Hussain al-Sheikh, the PA’s civil affairs minister, told the Ma’an News Agency on Sunday that he had been asked by PA President Mahmoud Abbas to submit a letter to this effect to his Israeli counterparts and was awaiting a reply.
The PA wants to amend some of the clauses of the agreement which, signed in 1994 as part of the Oslo I accord, regulates the PA’s external trade and customs revenue collection, both of which are controlled by the Israeli authorities. The agreement also determined that the VAT throughout the PA would match Israel’s.
If Israel agreed in principle to reconsider the agreements, a panel of experts and negotiators would be assigned the job of rewriting the protocols, Sheikh said.
At rallies in Nablus and Ramallah on Sunday, protesters called for the cancellation of the bilateral agreement.
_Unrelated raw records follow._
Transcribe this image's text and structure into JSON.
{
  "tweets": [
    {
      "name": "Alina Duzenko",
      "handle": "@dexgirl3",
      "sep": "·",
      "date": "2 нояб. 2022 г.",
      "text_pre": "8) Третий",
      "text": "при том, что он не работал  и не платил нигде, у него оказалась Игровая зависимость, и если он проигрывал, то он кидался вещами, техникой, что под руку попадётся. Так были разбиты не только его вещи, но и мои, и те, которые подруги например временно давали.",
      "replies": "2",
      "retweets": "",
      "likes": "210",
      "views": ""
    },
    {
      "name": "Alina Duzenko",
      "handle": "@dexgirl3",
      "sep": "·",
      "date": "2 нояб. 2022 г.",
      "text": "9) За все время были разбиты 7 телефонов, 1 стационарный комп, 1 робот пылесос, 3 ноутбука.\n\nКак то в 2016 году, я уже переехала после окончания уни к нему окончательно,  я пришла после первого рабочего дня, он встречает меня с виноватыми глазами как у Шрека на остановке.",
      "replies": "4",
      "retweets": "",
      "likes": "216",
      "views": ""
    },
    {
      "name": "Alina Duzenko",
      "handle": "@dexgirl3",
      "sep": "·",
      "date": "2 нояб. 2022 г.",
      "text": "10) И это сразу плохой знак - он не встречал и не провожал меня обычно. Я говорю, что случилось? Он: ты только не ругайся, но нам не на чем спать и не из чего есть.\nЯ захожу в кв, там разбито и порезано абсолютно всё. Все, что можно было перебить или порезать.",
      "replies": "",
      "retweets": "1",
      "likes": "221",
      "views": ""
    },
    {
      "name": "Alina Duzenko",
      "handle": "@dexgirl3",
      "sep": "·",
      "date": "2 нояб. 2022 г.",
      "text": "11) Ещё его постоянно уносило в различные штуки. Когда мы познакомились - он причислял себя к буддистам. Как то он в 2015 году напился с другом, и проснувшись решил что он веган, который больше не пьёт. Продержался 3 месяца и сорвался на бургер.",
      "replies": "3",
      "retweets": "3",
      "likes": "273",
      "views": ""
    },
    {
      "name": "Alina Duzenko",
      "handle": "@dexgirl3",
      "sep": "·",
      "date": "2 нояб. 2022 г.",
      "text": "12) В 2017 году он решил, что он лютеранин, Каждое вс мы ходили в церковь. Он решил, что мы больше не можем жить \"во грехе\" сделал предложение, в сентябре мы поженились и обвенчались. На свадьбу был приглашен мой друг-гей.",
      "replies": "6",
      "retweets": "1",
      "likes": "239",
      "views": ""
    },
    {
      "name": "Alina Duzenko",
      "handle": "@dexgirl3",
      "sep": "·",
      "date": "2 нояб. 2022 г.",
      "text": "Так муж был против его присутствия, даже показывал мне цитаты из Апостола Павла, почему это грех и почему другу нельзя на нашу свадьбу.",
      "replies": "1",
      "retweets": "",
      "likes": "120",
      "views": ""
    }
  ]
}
The protesters, demonstrating against unemployment and price hikes in the PA, said the protocols were advantageous for Israel but made the Palestinian economy dependent on the Jewish state.
In Ramllah, dozens of Palestinian truck drivers blocked the main streets to protest rising prices and nearby, about two dozen quarry workers also held a demonstration.
In an interview with Israel Radio, Defense Ministry policy director Amos Gilad said that Israel would have to carefully weigh the request. He warned that reexamining any agreement could lead to the unraveling of others.
Sunday’s protests followed a week of demonstrations in Palestinian cities including Ramallah and Hebron, at which demonstrators have complained about economic hardships in the PA, and demanded the resignation of PA Prime Minister Salam Fayyad. Abbas said on Saturday that government employees in Ramallah would not receive full salaries this month because donor countries have not delivered promised aid.
The US and Arab countries have failed to come through this year with the aid money they have pledged, he said, leaving the PA in a budgetary shortfall. “We have no money,” said Abbas.